I don't like them at all. For a couple of reasons.

First, I don't like them because they are based on shame. They are shaming people into forwarding them. What they are telling people is if they don't send them on, then they must not really believe in God or love Jesus or be a Christian. As if their identity as a child of God is somehow dependent on clicking the "forward" link and sending that silly message on to others.

I think we have enough stuff in our lives telling us that we are not good enough, that we are somehow not living up to what we should be. We don't need some silly little chain letter putting its voice in the mix to heap more shame and guilt and "not good enoughs" on us.

And they're lying. Absolutely lying. Because our identity as children of God is in no way determined by our ability or willingness to send an e-mail. In fact, our identity as children of God is in no way determined by anything that we could do, have done, will do, might do or could ever do. It has already been determined by God through Jesus Christ. We are children of God because God loves us. Not because of our abilities or choices or circumstances.

Second, I don't like them because they have got it all wrong. They say that if you love Jesus/believe in God/are a true Christian then you should show it by forwarding that e-mail. I'm sorry, but there are TONS, no MILLIONS of better ways to do that.

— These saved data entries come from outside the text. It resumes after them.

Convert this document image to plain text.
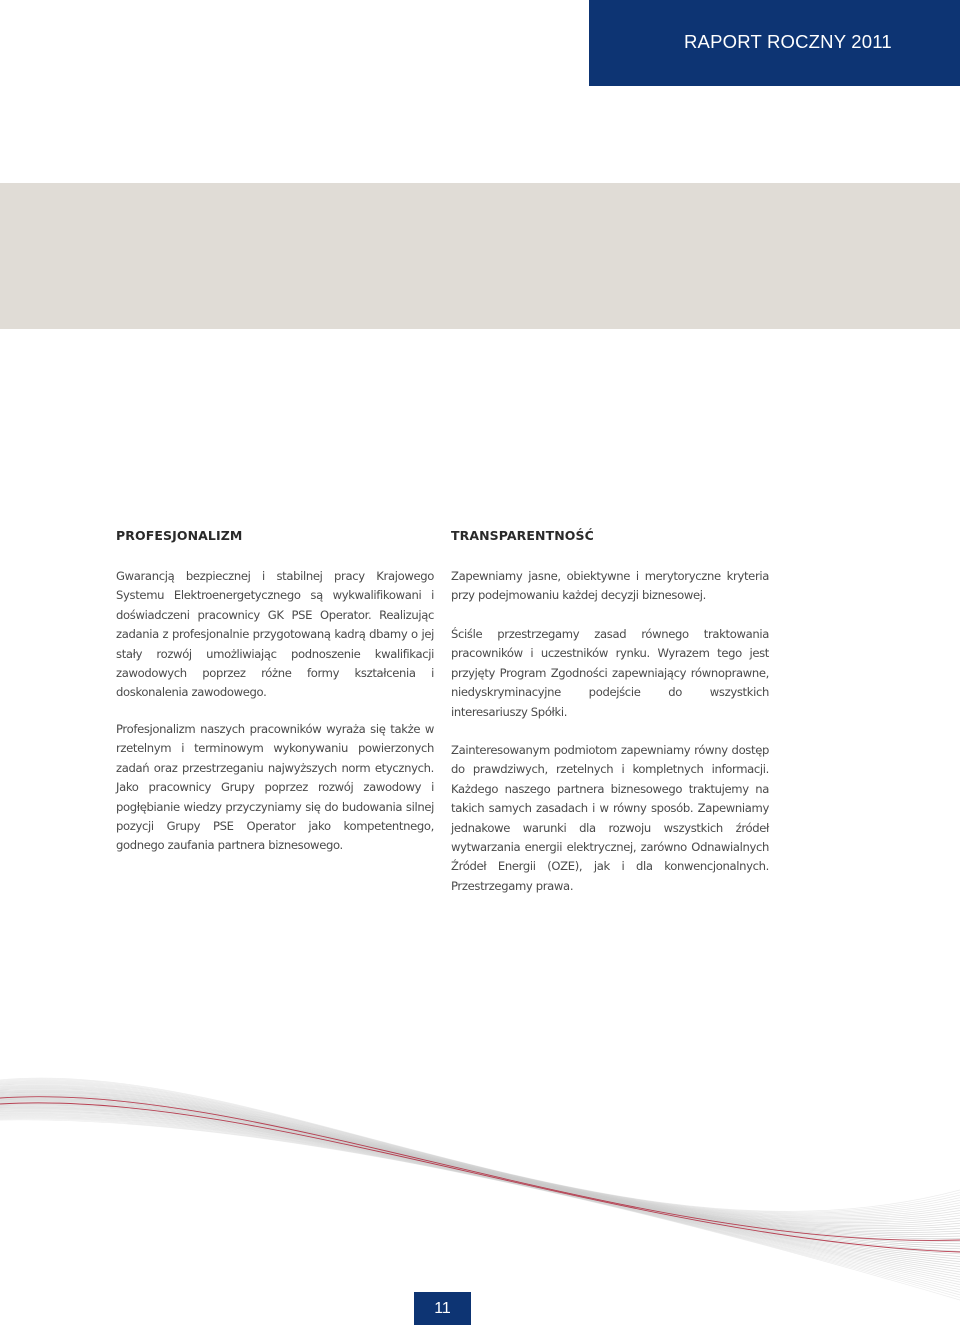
RAPORT ROCZNY 2011
PROFESJONALIZM

Gwarancją bezpiecznej i stabilnej pracy Krajowego Systemu Elektroenergetycznego są wykwalifikowani i doświadczeni pracownicy GK PSE Operator. Realizując zadania z profesjonalnie przygotowaną kadrą dbamy o jej stały rozwój umożliwiając podnoszenie kwalifikacji zawodowych poprzez różne formy kształcenia i doskonalenia zawodowego.

Profesjonalizm naszych pracowników wyraża się także w rzetelnym i terminowym wykonywaniu powierzonych zadań oraz przestrzeganiu najwyższych norm etycznych. Jako pracownicy Grupy poprzez rozwój zawodowy i pogłębianie wiedzy przyczyniamy się do budowania silnej pozycji Grupy PSE Operator jako kompetentnego, godnego zaufania partnera biznesowego.

TRANSPARENTNOŚĆ

Zapewniamy jasne, obiektywne i merytoryczne kryteria przy podejmowaniu każdej decyzji biznesowej.

Ściśle przestrzegamy zasad równego traktowania pracowników i uczestników rynku. Wyrazem tego jest przyjęty Program Zgodności zapewniający równoprawne, niedyskryminacyjne podejście do wszystkich interesariuszy Spółki.

Zainteresowanym podmiotom zapewniamy równy dostęp do prawdziwych, rzetelnych i kompletnych informacji. Każdego naszego partnera biznesowego traktujemy na takich samych zasadach i w równy sposób. Zapewniamy jednakowe warunki dla rozwoju wszystkich źródeł wytwarzania energii elektrycznej, zarówno Odnawialnych Źródeł Energii (OZE), jak i dla konwencjonalnych. Przestrzegamy prawa.

11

How about moving away from the computer and actually reaching out and helping someone. Share a smile. Do a good deed. Help a friend. Help a stranger. Serve in a soup kitchen. Volunteer at a food pantry. Shovel your neighbor's sidewalk. Mow their lawn. Donate your money to a worthy cause. I could keep going. The thing is, if we were to create a list of ways to prove that you believe in God/love Jesus/are a true Christian if forwarding an e-mail was even on it, it would most likely be near the bottom. Jesus told us that if we love him that we are to feed his sheep and that whatever we do to the least of these we do to him. Those who are hungry and poor and lonely and sick and broken-hearted and homeless and abused and addicted could probably care less if we sent a sappy little story to all of our friends. They would probably appreciate a friendly smile, a kind word and a helping hand a lot more.

And besides, if you DO forward that e-mail and then go on to share in some gossip, or ignore the needs of your neighbor, it gives people a much clearer idea of what is important to you, anyway.